Hace muchos años escribí un relato cuya historia se desarrollaba en una estación de ferrocarril. Creo que es uno de mis primeros relatos y curiosamente he perdido el original, seguramente en alguno de mis traslados de domicilio. No tengo que añadir que no era solo el primero sino el único ejemplar original. Es posible que se perdiera el mismo día que perdí mi título universitario, el mismo que demuestra que soy licenciada en filología hispánica, por hallarse posiblemente en la misma cartera, donde guardaba mis primeros relatos, que eché en falta muchos años. Claro todo esto lo he deducido recientemente al comprobar que mi título no aparecía por ninguna parte.
He atado algunos cabos y he llegado a la conclusión de que tanto mis escritos como mi título desaparecieron el mismo día.
Lo del título no tiene mayor problema que la burocracia de solicitar un duplicado, trámite que ya está en marcha. Pero lo de los relatos perdidos me duele más.
Bueno como os iba diciendo hace muchos años escribí un relato cuya historia se desarrollaba en una estación de ferrocarril. Trataba de una viejecita que cada tarde se acercaba al andén de una estación, se sentaba en uno de sus bancos y pacientemente esperaba la llegada de uno de los trenes por si veía llegar a alguien concreto. En otras ocasiones he escrito cosas sobre estaciones, sobre viajes. La razón es que me encantan las estaciones, ese ir y venir de viajeros, ese ambiente ferroviario mezclado con la megafonía que avisa del peligro de los andenes, de la llegada de trenes, pero sobre todo de la cantidad de historias que esconden.
Ahora tengo la fortuna de vivir muy cerca de una estación de ferrocarril, la de Almenara, a escasos cinco minutos de mi casa; puedo escuchar llegar algunos trenes, pasar otros de largo a toda velocidad. Y de nuevo las historias se repiten.
Aquí para desplazarse de un sitio a otro tienes que moverte en tren, si no tienes coche claro, y digamos que el tren es aquí lo que puede ser el metro o el autobús en una gran ciudad, pasan cada media hora y te puedes desplazar a cantidad de sitios, lo cual es todo un lujo viniendo de un lugar donde solo había dos autobuses al día. Me cuesta menos recorrer cincuenta kilómetros en tren que cruzar Zaragoza en el 22.

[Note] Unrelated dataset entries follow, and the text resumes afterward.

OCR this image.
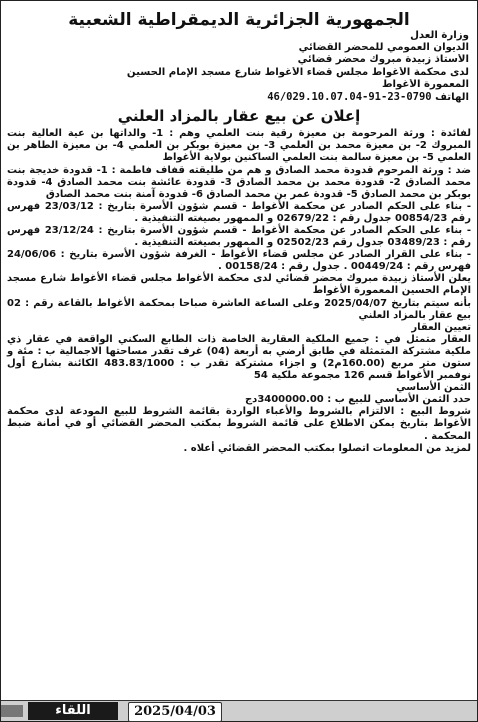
الجمهورية الجزائرية الديمقراطية الشعبية
وزارة العدل
الديوان العمومي للمحضر القضائي
الأستاذ زبيدة مبروك محضر قضائي
لدى محكمة الأغواط مجلس قضاء الأغواط شارع مسجد الإمام الحسين
المعمورة الأغواط
الهاتف 0790-23-91-46/029.10.07.04
إعلان عن بيع عقار بالمزاد العلني

لفائدة : ورثة المرحومة بن معيزة رقية بنت العلمي وهم : 1- والداتها بن عية العالية بنت المبروك 2- بن معيزة محمد بن العلمي 3- بن معيزة بوبكر بن العلمي 4- بن معيزة الطاهر بن العلمي 5- بن معيزة سالمة بنت العلمي الساكنين بولاية الأغواط

ضد : ورثة المرحوم قدودة محمد الصادق و هم من طليقته قفاف فاطمة : 1- قدودة خديجة بنت محمد الصادق 2- قدودة محمد بن محمد الصادق 3- قدودة عائشة بنت محمد الصادق 4- قدودة بوبكر بن محمد الصادق 5- قدودة عمر بن محمد الصادق 6- قدودة آمنة بنت محمد الصادق

- بناء على الحكم الصادر عن محكمة الأغواط - قسم شؤون الأسرة بتاريخ : 23/03/12 فهرس رقم 00854/23 جدول رقم : 02679/22 و الممهور بصيغته التنفيذية .

- بناء على الحكم الصادر عن محكمة الأغواط - قسم شؤون الأسرة بتاريخ : 23/12/24 فهرس رقم : 03489/23 جدول رقم 02502/23 و الممهور بصيغته التنفيذية .

- بناء على القرار الصادر عن مجلس قضاء الأغواط - الغرفة شؤون الأسرة بتاريخ : 24/06/06 فهرس رقم : 00449/24 . جدول رقم : 00158/24 .

يعلن الأستاذ زبيدة مبروك محضر قضائي لدى محكمة الأغواط مجلس قضاء الأغواط شارع مسجد الإمام الحسين المعمورة الأغواط

بأنه سيتم بتاريخ 2025/04/07 وعلى الساعة العاشرة صباحا بمحكمة الأغواط بالقاعة رقم : 02 بيع عقار بالمزاد العلني

تعيين العقار

العقار متمثل في : جميع الملكية العقارية الخاصة ذات الطابع السكني الواقعة في عقار ذي ملكية مشتركة المتمثلة في طابق أرضي به أربعة (04) غرف تقدر مساحتها الاجمالية ب : مئة و ستون متر مربع (160.00م2) و اجزاء مشتركة تقدر ب : 483.83/1000 الكائنة بشارع أول نوفمبر الأغواط قسم 126 مجموعة ملكية 54

الثمن الأساسي

حدد الثمن الأساسي للبيع ب : 3400000.00دج

شروط البيع : الالتزام بالشروط والأعباء الواردة بقائمة الشروط للبيع المودعة لدى محكمة الأغواط بتاريخ يمكن الاطلاع على قائمة الشروط بمكتب المحضر القضائي أو في أمانة ضبط المحكمة .

لمزيد من المعلومات اتصلوا بمكتب المحضر القضائي أعلاه .

اللقاء	2025/04/03
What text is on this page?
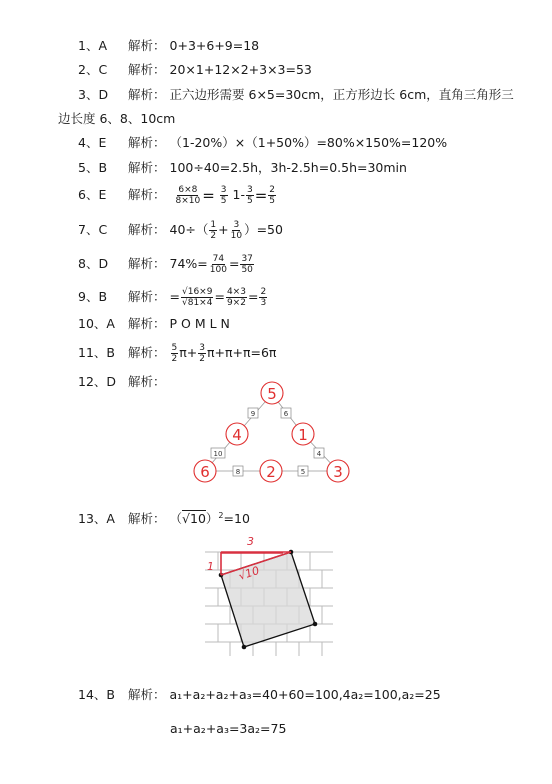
1、A 解析： 0+3+6+9=18
2、C 解析： 20×1+12×2+3×3=53
3、D 解析： 正六边形需要 6×5=30cm，正方形边长 6cm，直角三角形三
边长度 6、8、10cm
4、E 解析： （1-20%）×（1+50%）=80%×150%=120%
5、B 解析： 100÷40=2.5h，3h-2.5h=0.5h=30min
6、E 解析： $\frac{6\times 8}{8\times 10} = \frac{3}{5} 1- \frac{3}{5} = \frac{2}{5}$
7、C 解析： $40\div( \frac{1}{2} + \frac{3}{10} )=50$
8、D 解析： $74\%= \frac{74}{100} = \frac{37}{50}$
9、B 解析： = $\frac{√16\times 9}{√81\times 4} = \frac{4\times 3}{9\times 2} = \frac{2}{3}$
10、A 解析： P O M L N
11、B 解析： $\frac{5}{2} \pi+ \frac{3}{2} \pi+\pi+\pi=6\pi$
12、D 解析：
9	6
10	4
8	5
5
4	1
6	2	3
13、A 解析： $(√10)^2=10$
3
1 √10
14、B 解析： a₁+a₂+a₂+a₃=40+60=100,4a₂=100,a₂=25
a₁+a₂+a₃=3a₂=75
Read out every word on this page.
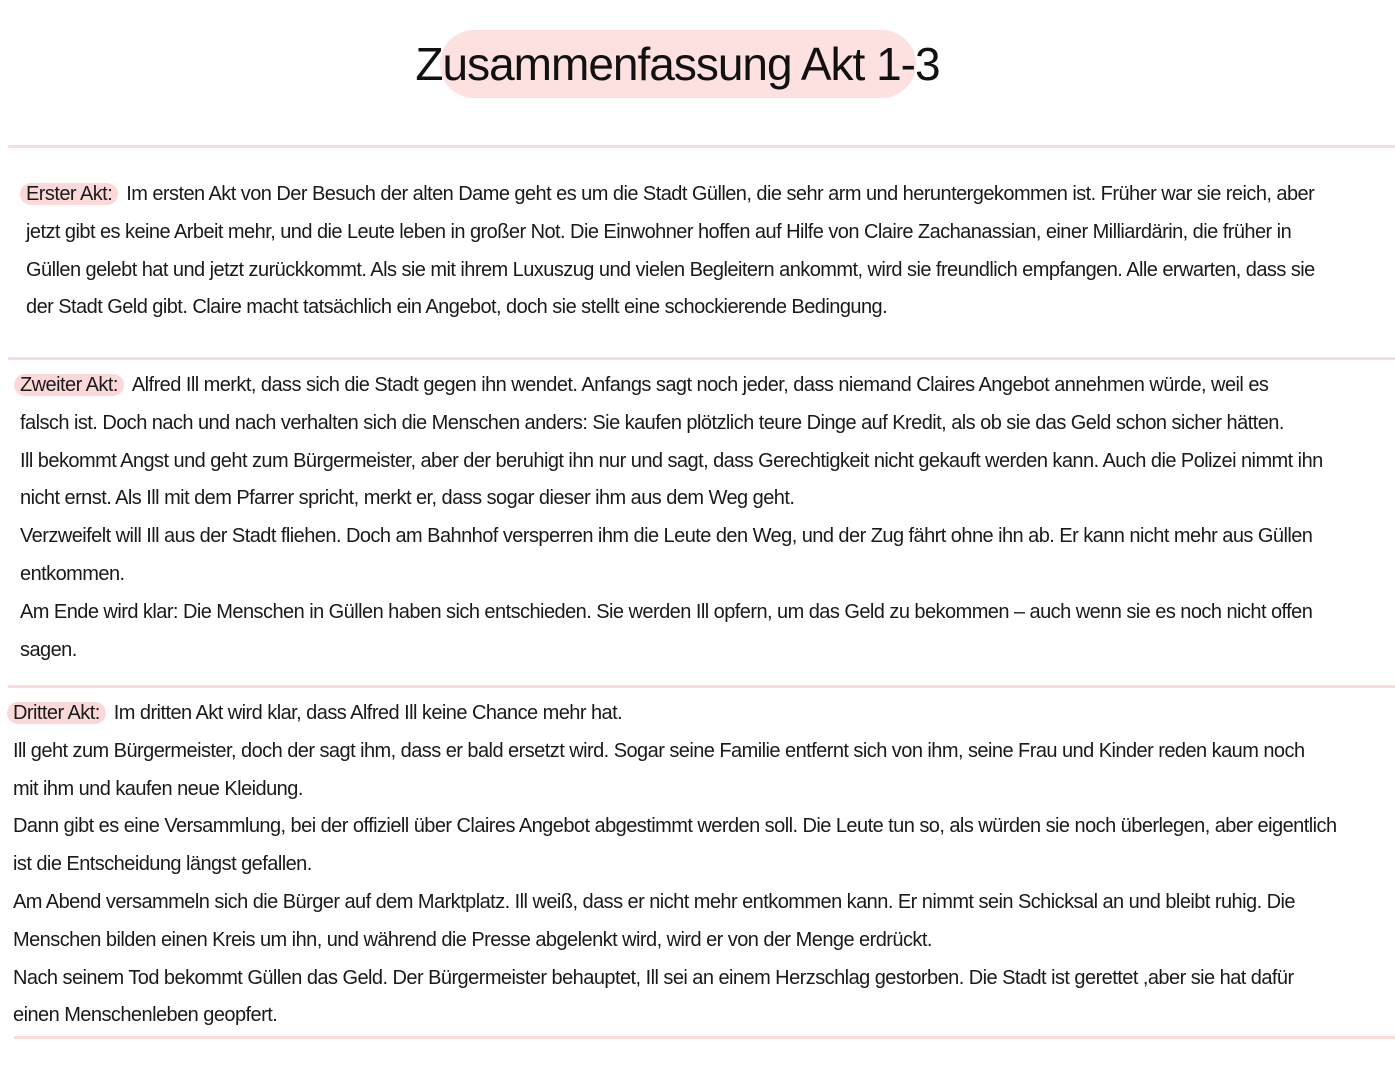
Zusammenfassung Akt 1-3
Erster Akt: Im ersten Akt von Der Besuch der alten Dame geht es um die Stadt Güllen, die sehr arm und heruntergekommen ist. Früher war sie reich, aber
jetzt gibt es keine Arbeit mehr, und die Leute leben in großer Not. Die Einwohner hoffen auf Hilfe von Claire Zachanassian, einer Milliardärin, die früher in
Güllen gelebt hat und jetzt zurückkommt. Als sie mit ihrem Luxuszug und vielen Begleitern ankommt, wird sie freundlich empfangen. Alle erwarten, dass sie
der Stadt Geld gibt. Claire macht tatsächlich ein Angebot, doch sie stellt eine schockierende Bedingung.
Zweiter Akt: Alfred Ill merkt, dass sich die Stadt gegen ihn wendet. Anfangs sagt noch jeder, dass niemand Claires Angebot annehmen würde, weil es
falsch ist. Doch nach und nach verhalten sich die Menschen anders: Sie kaufen plötzlich teure Dinge auf Kredit, als ob sie das Geld schon sicher hätten.
Ill bekommt Angst und geht zum Bürgermeister, aber der beruhigt ihn nur und sagt, dass Gerechtigkeit nicht gekauft werden kann. Auch die Polizei nimmt ihn
nicht ernst. Als Ill mit dem Pfarrer spricht, merkt er, dass sogar dieser ihm aus dem Weg geht.
Verzweifelt will Ill aus der Stadt fliehen. Doch am Bahnhof versperren ihm die Leute den Weg, und der Zug fährt ohne ihn ab. Er kann nicht mehr aus Güllen
entkommen.
Am Ende wird klar: Die Menschen in Güllen haben sich entschieden. Sie werden Ill opfern, um das Geld zu bekommen – auch wenn sie es noch nicht offen
sagen.
Dritter Akt: Im dritten Akt wird klar, dass Alfred Ill keine Chance mehr hat.
Ill geht zum Bürgermeister, doch der sagt ihm, dass er bald ersetzt wird. Sogar seine Familie entfernt sich von ihm, seine Frau und Kinder reden kaum noch
mit ihm und kaufen neue Kleidung.
Dann gibt es eine Versammlung, bei der offiziell über Claires Angebot abgestimmt werden soll. Die Leute tun so, als würden sie noch überlegen, aber eigentlich
ist die Entscheidung längst gefallen.
Am Abend versammeln sich die Bürger auf dem Marktplatz. Ill weiß, dass er nicht mehr entkommen kann. Er nimmt sein Schicksal an und bleibt ruhig. Die
Menschen bilden einen Kreis um ihn, und während die Presse abgelenkt wird, wird er von der Menge erdrückt.
Nach seinem Tod bekommt Güllen das Geld. Der Bürgermeister behauptet, Ill sei an einem Herzschlag gestorben. Die Stadt ist gerettet ,aber sie hat dafür
einen Menschenleben geopfert.
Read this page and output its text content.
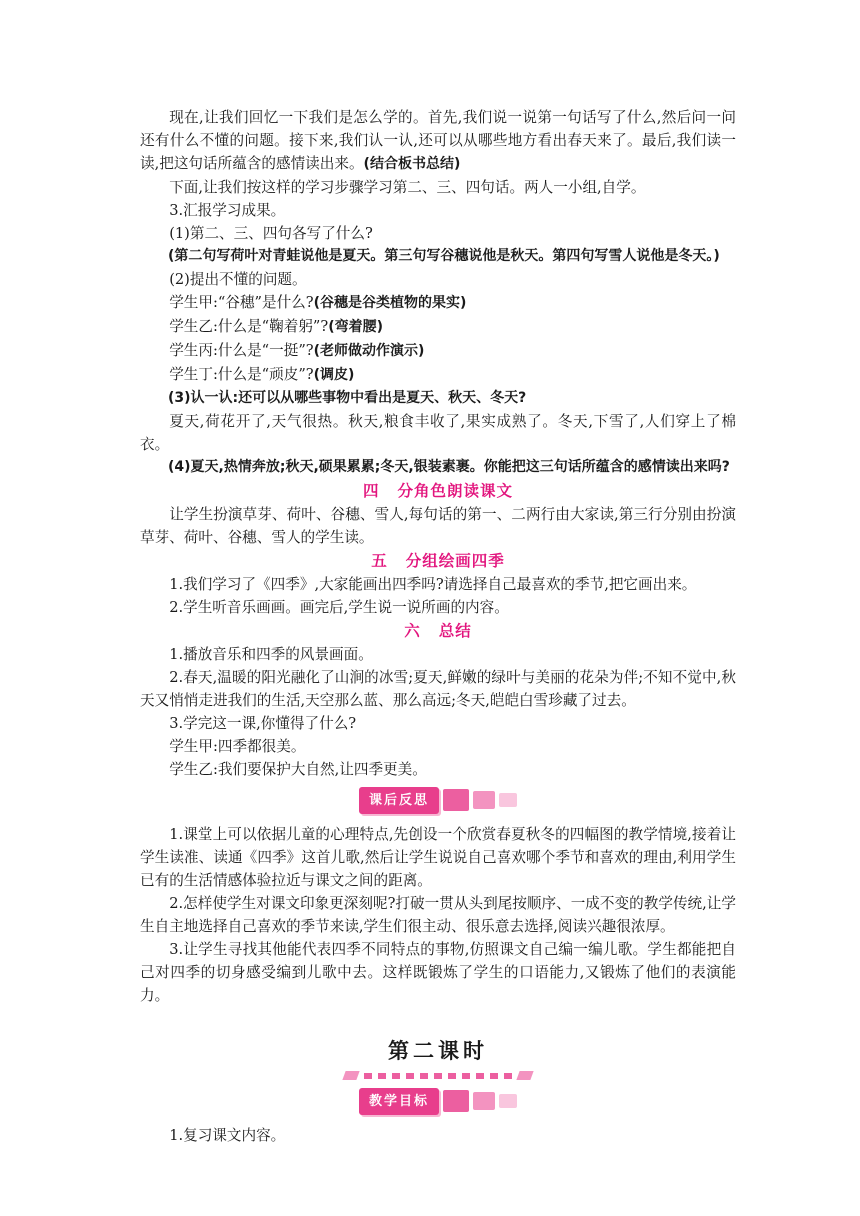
现在,让我们回忆一下我们是怎么学的。首先,我们说一说第一句话写了什么,然后问一问还有什么不懂的问题。接下来,我们认一认,还可以从哪些地方看出春天来了。最后,我们读一读,把这句话所蕴含的感情读出来。(结合板书总结)

下面,让我们按这样的学习步骤学习第二、三、四句话。两人一小组,自学。

3.汇报学习成果。

(1)第二、三、四句各写了什么?

(第二句写荷叶对青蛙说他是夏天。第三句写谷穗说他是秋天。第四句写雪人说他是冬天。)

(2)提出不懂的问题。

学生甲:“谷穗”是什么?(谷穗是谷类植物的果实)

学生乙:什么是“鞠着躬”?(弯着腰)

学生丙:什么是“一挺”?(老师做动作演示)

学生丁:什么是“顽皮”?(调皮)

(3)认一认:还可以从哪些事物中看出是夏天、秋天、冬天?

夏天,荷花开了,天气很热。秋天,粮食丰收了,果实成熟了。冬天,下雪了,人们穿上了棉衣。

(4)夏天,热情奔放;秋天,硕果累累;冬天,银装素裹。你能把这三句话所蕴含的感情读出来吗?

四 分角色朗读课文

让学生扮演草芽、荷叶、谷穗、雪人,每句话的第一、二两行由大家读,第三行分别由扮演草芽、荷叶、谷穗、雪人的学生读。

五 分组绘画四季

1.我们学习了《四季》,大家能画出四季吗?请选择自己最喜欢的季节,把它画出来。

2.学生听音乐画画。画完后,学生说一说所画的内容。

六 总结

1.播放音乐和四季的风景画面。

2.春天,温暖的阳光融化了山涧的冰雪;夏天,鲜嫩的绿叶与美丽的花朵为伴;不知不觉中,秋天又悄悄走进我们的生活,天空那么蓝、那么高远;冬天,皑皑白雪珍藏了过去。

3.学完这一课,你懂得了什么?

学生甲:四季都很美。

学生乙:我们要保护大自然,让四季更美。

课后反思

1.课堂上可以依据儿童的心理特点,先创设一个欣赏春夏秋冬的四幅图的教学情境,接着让学生读准、读通《四季》这首儿歌,然后让学生说说自己喜欢哪个季节和喜欢的理由,利用学生已有的生活情感体验拉近与课文之间的距离。

2.怎样使学生对课文印象更深刻呢?打破一贯从头到尾按顺序、一成不变的教学传统,让学生自主地选择自己喜欢的季节来读,学生们很主动、很乐意去选择,阅读兴趣很浓厚。

3.让学生寻找其他能代表四季不同特点的事物,仿照课文自己编一编儿歌。学生都能把自己对四季的切身感受编到儿歌中去。这样既锻炼了学生的口语能力,又锻炼了他们的表演能力。

第二课时

教学目标

1.复习课文内容。
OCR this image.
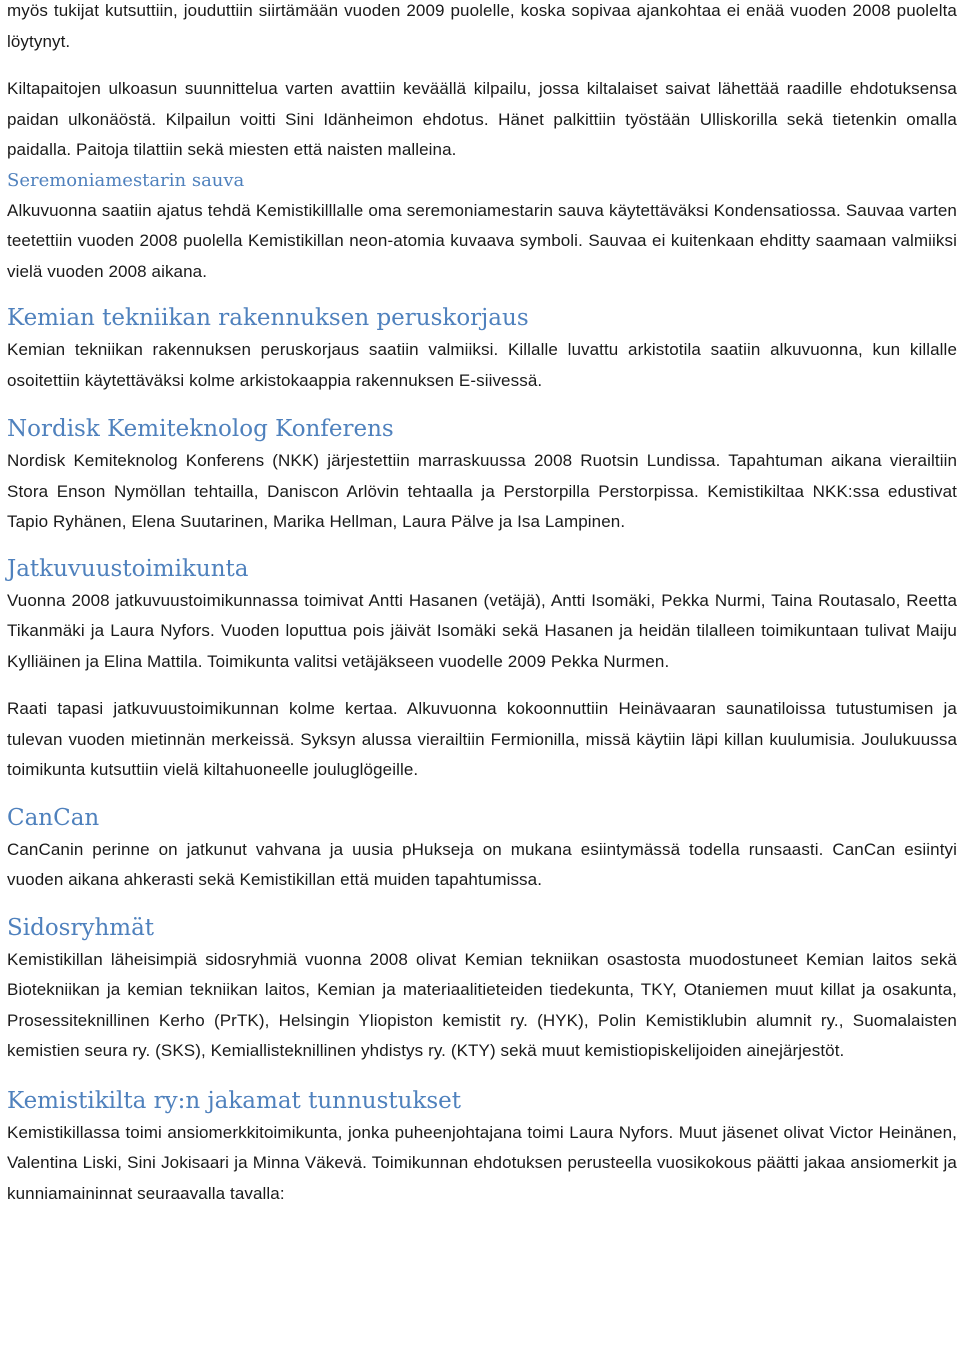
myös tukijat kutsuttiin, jouduttiin siirtämään vuoden 2009 puolelle, koska sopivaa ajankohtaa ei enää vuoden 2008 puolelta löytynyt.

Kiltapaitojen ulkoasun suunnittelua varten avattiin keväällä kilpailu, jossa kiltalaiset saivat lähettää raadille ehdotuksensa paidan ulkonäöstä. Kilpailun voitti Sini Idänheimon ehdotus. Hänet palkittiin työstään Ulliskorilla sekä tietenkin omalla paidalla. Paitoja tilattiin sekä miesten että naisten malleina.

Seremoniamestarin sauva

Alkuvuonna saatiin ajatus tehdä Kemistikilllalle oma seremoniamestarin sauva käytettäväksi Kondensatiossa. Sauvaa varten teetettiin vuoden 2008 puolella Kemistikillan neon-atomia kuvaava symboli. Sauvaa ei kuitenkaan ehditty saamaan valmiiksi vielä vuoden 2008 aikana.

Kemian tekniikan rakennuksen peruskorjaus

Kemian tekniikan rakennuksen peruskorjaus saatiin valmiiksi. Killalle luvattu arkistotila saatiin alkuvuonna, kun killalle osoitettiin käytettäväksi kolme arkistokaappia rakennuksen E-siivessä.

Nordisk Kemiteknolog Konferens

Nordisk Kemiteknolog Konferens (NKK) järjestettiin marraskuussa 2008 Ruotsin Lundissa. Tapahtuman aikana vierailtiin Stora Enson Nymöllan tehtailla, Daniscon Arlövin tehtaalla ja Perstorpilla Perstorpissa. Kemistikiltaa NKK:ssa edustivat Tapio Ryhänen, Elena Suutarinen, Marika Hellman, Laura Pälve ja Isa Lampinen.

Jatkuvuustoimikunta

Vuonna 2008 jatkuvuustoimikunnassa toimivat Antti Hasanen (vetäjä), Antti Isomäki, Pekka Nurmi, Taina Routasalo, Reetta Tikanmäki ja Laura Nyfors. Vuoden loputtua pois jäivät Isomäki sekä Hasanen ja heidän tilalleen toimikuntaan tulivat Maiju Kylliäinen ja Elina Mattila. Toimikunta valitsi vetäjäkseen vuodelle 2009 Pekka Nurmen.

Raati tapasi jatkuvuustoimikunnan kolme kertaa. Alkuvuonna kokoonnuttiin Heinävaaran saunatiloissa tutustumisen ja tulevan vuoden mietinnän merkeissä. Syksyn alussa vierailtiin Fermionilla, missä käytiin läpi killan kuulumisia. Joulukuussa toimikunta kutsuttiin vielä kiltahuoneelle jouluglögeille.

CanCan

CanCanin perinne on jatkunut vahvana ja uusia pHukseja on mukana esiintymässä todella runsaasti. CanCan esiintyi vuoden aikana ahkerasti sekä Kemistikillan että muiden tapahtumissa.

Sidosryhmät

Kemistikillan läheisimpiä sidosryhmiä vuonna 2008 olivat Kemian tekniikan osastosta muodostuneet Kemian laitos sekä Biotekniikan ja kemian tekniikan laitos, Kemian ja materiaalitieteiden tiedekunta, TKY, Otaniemen muut killat ja osakunta, Prosessiteknillinen Kerho (PrTK), Helsingin Yliopiston kemistit ry. (HYK), Polin Kemistiklubin alumnit ry., Suomalaisten kemistien seura ry. (SKS), Kemiallisteknillinen yhdistys ry. (KTY) sekä muut kemistiopiskelijoiden ainejärjestöt.

Kemistikilta ry:n jakamat tunnustukset

Kemistikillassa toimi ansiomerkkitoimikunta, jonka puheenjohtajana toimi Laura Nyfors. Muut jäsenet olivat Victor Heinänen, Valentina Liski, Sini Jokisaari ja Minna Väkevä. Toimikunnan ehdotuksen perusteella vuosikokous päätti jakaa ansiomerkit ja kunniamaininnat seuraavalla tavalla:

Pues como os iba diciendo, las historias se repiten. También es verdad que no toda la gente tiene necesidad de contarte su vida, pero siempre hay alguien que te da conversación y desde las primeras palabras compruebas la necesidad que esa persona tiene de hablar.
No hace mucho una mujer se sentó a mi lado y en menos de diez minutos me había contado toda su vida, resumiendo parece que había sido una desgraciada que todo le había sucedido en contra. Este viernes pasado, regresaba de Sagunto a mi casa y en la estación había un colombiano, parecía buena gente, que esperaba el mismo tren que yo. De momento permanecimos callados hasta que se acercó una mujer, ahora no recuerdo de dónde dijo que era, pidiendo fuego. Fuego el que llevaba ella en el cuerpo porque en cinco minutos ya nos había contado media vida al colombiano y a mí, la otra media se entreveía entre líneas, había vivido en Italia, en Francia, en España en varios sitios diferentes.
Por eso las estaciones son testigos mudos de tantas y tantas historias, del ir y venir de la gente, pero no solo de la gente que va de vacaciones o viaja por placer, sino de la gente que va y viene por la vida buscando su sitio.
Lo malo de las estaciones de ahora, al menos de muchas que conozco, es que solo se puede salir al andén si llevas billete; por eso en estos tiempos la viejecita de mi historia no podría pasar tardes enteras sentada en el banco de un andén; tendría que conformarse con esperar tras los ventanales desde donde a veces pueden verse las vías y puede escucharse llegar los trenes.
Claro que están las salas de espera. pero no son lo mismo.